Ecology of Leaf Surface Wetness

C. Brewer

The high frequency and natural variability of wetting events in these and a great variety of other habitats, coupled with the large range in surface wettability among plant species, and the potentially strong effects on photosynthesis, growth, and pathogen infections, suggests an important evolutionary avenue related to the dynamics of water on leaf surfaces. The objective of this area of study is to investigate patterns of surface features of leaves related to susceptibility to wetness for plants along a strong precipitation gradients. Recently we have worked in Patagonian Argentina and in Costa Rica.

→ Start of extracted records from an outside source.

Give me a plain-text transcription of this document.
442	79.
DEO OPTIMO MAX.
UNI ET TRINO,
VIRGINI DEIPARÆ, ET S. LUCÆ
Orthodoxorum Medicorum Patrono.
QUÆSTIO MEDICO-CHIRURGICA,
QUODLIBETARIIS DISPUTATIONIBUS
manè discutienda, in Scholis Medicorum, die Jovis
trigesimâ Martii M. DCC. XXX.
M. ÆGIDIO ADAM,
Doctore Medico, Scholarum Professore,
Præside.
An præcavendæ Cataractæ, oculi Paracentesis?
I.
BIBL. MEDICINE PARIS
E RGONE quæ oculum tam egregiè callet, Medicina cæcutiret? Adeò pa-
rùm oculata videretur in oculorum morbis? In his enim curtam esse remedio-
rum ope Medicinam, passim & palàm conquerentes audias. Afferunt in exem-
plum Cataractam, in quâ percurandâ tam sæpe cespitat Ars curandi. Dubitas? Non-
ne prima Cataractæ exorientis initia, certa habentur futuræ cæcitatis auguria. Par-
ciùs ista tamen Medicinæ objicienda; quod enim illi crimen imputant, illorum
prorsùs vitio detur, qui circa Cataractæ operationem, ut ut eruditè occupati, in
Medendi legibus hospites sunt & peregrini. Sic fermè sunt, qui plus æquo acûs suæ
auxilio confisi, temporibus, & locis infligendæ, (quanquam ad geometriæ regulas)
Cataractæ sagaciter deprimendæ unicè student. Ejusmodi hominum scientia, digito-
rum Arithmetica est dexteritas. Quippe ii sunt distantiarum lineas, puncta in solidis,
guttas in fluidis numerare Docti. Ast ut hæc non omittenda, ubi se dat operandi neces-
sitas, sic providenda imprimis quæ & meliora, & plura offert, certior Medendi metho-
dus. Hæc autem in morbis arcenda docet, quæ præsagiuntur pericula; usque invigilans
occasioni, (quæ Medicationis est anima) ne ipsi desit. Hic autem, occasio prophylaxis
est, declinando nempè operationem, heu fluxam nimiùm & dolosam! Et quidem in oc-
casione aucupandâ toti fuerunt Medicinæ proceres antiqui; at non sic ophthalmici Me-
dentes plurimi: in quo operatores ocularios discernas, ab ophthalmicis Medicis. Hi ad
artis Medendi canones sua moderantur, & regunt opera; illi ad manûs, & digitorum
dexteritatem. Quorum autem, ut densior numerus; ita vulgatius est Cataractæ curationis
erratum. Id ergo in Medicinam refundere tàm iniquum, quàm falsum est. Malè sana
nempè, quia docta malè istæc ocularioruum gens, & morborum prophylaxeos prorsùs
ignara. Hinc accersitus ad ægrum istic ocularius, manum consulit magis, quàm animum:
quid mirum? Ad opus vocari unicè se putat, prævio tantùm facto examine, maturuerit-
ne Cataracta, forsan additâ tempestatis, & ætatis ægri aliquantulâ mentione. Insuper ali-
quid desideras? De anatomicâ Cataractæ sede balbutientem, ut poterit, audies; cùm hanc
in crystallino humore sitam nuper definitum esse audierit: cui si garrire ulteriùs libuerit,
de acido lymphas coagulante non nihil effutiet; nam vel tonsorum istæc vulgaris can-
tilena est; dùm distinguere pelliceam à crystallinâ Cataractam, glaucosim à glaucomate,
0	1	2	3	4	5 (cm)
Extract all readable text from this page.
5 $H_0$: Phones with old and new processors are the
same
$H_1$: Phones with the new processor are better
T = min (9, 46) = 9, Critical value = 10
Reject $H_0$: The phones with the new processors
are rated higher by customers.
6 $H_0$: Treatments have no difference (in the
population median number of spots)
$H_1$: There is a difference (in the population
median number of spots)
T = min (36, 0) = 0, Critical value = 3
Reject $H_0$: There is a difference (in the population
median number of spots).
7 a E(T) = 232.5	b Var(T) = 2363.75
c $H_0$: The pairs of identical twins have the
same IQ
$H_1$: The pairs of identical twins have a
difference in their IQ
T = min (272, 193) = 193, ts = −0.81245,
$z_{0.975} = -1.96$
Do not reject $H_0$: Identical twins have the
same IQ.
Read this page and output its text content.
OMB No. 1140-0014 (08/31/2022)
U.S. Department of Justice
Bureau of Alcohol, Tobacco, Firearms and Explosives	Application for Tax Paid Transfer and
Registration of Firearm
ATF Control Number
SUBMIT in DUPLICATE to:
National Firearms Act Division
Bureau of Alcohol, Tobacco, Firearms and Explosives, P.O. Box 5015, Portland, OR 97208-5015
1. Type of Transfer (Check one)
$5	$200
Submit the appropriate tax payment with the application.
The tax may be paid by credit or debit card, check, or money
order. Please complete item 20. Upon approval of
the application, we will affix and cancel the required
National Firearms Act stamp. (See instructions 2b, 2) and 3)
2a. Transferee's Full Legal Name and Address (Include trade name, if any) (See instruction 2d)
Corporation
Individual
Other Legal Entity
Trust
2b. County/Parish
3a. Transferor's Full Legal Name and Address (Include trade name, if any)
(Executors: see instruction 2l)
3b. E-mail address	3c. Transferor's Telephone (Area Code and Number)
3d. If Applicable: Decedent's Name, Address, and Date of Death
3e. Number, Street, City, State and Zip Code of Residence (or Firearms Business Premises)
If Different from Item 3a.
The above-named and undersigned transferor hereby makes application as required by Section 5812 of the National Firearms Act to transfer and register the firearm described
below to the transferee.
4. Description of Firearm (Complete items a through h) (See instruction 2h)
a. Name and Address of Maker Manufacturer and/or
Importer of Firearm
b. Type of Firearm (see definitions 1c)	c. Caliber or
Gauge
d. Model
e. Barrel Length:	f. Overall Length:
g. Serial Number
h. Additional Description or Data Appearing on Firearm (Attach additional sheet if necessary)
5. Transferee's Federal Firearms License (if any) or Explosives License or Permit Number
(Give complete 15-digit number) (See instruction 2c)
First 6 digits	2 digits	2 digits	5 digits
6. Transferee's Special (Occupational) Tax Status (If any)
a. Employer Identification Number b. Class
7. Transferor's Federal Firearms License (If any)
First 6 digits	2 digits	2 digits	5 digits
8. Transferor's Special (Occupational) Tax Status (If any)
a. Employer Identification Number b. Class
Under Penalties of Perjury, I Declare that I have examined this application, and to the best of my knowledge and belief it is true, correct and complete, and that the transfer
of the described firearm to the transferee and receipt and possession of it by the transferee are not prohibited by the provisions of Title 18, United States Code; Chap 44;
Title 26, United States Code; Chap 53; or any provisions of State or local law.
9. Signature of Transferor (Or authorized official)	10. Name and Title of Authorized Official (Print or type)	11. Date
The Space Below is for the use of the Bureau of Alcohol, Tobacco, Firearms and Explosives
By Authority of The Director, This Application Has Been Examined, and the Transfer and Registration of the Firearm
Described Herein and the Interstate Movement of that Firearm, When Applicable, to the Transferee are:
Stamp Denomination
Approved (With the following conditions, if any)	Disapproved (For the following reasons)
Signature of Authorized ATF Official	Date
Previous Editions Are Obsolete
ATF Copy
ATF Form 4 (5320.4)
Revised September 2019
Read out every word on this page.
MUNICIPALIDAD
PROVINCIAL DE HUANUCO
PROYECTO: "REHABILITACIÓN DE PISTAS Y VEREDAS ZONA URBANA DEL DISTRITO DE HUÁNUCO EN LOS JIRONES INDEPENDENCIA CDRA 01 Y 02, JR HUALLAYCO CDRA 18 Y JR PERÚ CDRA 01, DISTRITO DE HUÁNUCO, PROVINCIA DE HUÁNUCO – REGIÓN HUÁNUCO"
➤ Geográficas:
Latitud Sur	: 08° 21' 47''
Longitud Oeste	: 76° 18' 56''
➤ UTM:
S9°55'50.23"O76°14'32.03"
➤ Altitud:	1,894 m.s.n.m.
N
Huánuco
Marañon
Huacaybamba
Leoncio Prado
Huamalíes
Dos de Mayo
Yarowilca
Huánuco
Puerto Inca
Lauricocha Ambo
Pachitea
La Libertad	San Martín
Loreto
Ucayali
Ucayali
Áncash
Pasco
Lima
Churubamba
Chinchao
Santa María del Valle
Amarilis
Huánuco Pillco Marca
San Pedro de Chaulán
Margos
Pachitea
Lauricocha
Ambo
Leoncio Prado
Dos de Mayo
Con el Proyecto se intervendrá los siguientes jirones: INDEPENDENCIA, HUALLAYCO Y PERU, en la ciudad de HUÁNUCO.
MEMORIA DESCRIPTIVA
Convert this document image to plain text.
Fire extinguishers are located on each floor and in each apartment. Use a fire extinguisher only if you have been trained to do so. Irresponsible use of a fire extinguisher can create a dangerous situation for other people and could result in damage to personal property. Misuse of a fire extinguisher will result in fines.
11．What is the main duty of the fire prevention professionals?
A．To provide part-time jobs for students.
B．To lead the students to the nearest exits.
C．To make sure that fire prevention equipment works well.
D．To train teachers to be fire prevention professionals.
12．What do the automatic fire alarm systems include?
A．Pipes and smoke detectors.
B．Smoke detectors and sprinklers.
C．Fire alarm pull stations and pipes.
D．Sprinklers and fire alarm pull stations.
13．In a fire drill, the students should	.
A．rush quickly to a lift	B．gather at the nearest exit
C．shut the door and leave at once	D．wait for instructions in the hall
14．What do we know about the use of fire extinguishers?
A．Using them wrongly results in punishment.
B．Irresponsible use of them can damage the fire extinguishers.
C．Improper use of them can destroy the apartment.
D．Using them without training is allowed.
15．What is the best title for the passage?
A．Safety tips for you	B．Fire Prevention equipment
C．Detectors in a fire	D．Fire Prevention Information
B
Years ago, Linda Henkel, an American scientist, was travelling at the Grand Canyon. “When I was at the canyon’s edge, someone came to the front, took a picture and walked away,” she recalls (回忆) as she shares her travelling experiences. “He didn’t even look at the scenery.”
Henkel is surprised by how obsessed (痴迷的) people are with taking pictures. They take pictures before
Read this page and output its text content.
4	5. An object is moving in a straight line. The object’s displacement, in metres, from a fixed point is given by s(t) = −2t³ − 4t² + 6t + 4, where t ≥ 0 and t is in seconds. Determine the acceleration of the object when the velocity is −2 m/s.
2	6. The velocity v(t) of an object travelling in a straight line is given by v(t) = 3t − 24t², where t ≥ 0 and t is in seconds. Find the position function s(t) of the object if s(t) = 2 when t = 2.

Photosynthesis in Green Cones Offsets Reproductive Costs

C. Nuñez

In most organisms, the allocation of resources to one function (e.g. reproduction) normally hinders other (e.g. growth).  In dioecious plant species where female plants have higher reproductive effort, males often have greater growth or survival.  In the dioecious conifer Austrocedrus chilensis (Cupressaceae), females invest up to 25 times more biomass in reproduction than males (Rovere 2000). However, there is no evidence of decreased female vegetative growth, lower rates of survival, or other sex-related differences (Rovere 2000; Nuñez 2005) as would be expected.  In this work, we are learning that green developing cones on female trees are photosynthetically active and can compensate their own Carbon costs.